• How Overtourism Killed Spontaneous Travel   

Excerpt from CNN

Picture the scene. You're on vacation. You've had a slow morning wandering round, a long lunch and a stroll around the city. You realize you're near that gallery you've been meaning to visit -- so you walk over.

Even five years ago, you could probably have sauntered in unless it was a peak time on a peak day. A half-hour wait was likely the longest you'd have to put up with for not planning.

How things have changed in the travel world. On a recent trip to Amsterdam, Ed Cumming tried to visit the Anne Frank House.

"I only booked the trip about a week beforehand and had done nothing in the way of planning," said the Londoner. "To be honest I had forgotten until I cruised past it on a canal tour and thought I should probably go, as I had never been."

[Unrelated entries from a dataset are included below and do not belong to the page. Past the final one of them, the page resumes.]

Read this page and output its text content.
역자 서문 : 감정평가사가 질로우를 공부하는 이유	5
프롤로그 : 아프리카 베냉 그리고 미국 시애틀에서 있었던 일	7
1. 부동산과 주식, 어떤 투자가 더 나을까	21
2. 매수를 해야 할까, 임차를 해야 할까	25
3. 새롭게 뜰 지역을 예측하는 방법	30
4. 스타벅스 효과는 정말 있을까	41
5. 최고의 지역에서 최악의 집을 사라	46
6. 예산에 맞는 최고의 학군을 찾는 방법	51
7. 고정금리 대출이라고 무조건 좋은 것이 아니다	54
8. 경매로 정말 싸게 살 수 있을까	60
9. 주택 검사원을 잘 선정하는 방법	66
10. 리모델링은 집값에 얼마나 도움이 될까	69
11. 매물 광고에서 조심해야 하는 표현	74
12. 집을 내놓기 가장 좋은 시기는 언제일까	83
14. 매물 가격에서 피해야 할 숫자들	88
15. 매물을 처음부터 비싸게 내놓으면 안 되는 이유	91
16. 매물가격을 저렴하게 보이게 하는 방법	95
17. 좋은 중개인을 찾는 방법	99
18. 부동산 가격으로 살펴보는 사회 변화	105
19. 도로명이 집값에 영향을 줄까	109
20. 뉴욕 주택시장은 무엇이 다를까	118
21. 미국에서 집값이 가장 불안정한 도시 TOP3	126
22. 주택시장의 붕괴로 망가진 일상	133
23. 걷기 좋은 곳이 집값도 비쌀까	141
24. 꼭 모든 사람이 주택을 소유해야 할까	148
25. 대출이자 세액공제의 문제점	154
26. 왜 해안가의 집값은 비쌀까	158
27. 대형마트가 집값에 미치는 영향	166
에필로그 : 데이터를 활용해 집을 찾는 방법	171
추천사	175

He arrived to find it was fully booked until the end of October. Not only that -- but the Anne Frank House is one of several sites around the world that have instituted mandatory prebooking polices with no walk-up tickets available.

It is joined by places including the Blue Lagoon thermal pool in Iceland, Leonardo Da Vinci's Last Supper mural in Milan, Rome's Galleria Borghese and the Smithsonian National Museum of African American History and Culture in DC, all of which require prebooking (the latter only on weekends).

It means that the days of leaving everything to chance on vacation are gone. Spontaneity is no longer an option, if you're visiting a major destination and wanting to see the main sights.

The reason? Largely, ourselves. With global tourism hitting record highs -- 1.4 billion tourist arrivals in 2018, according to the United Nations World Tourism Organization, up 6% on 2017 -- and popular destinations being besieged by overtourism, world-famous sites are battening down the hatches.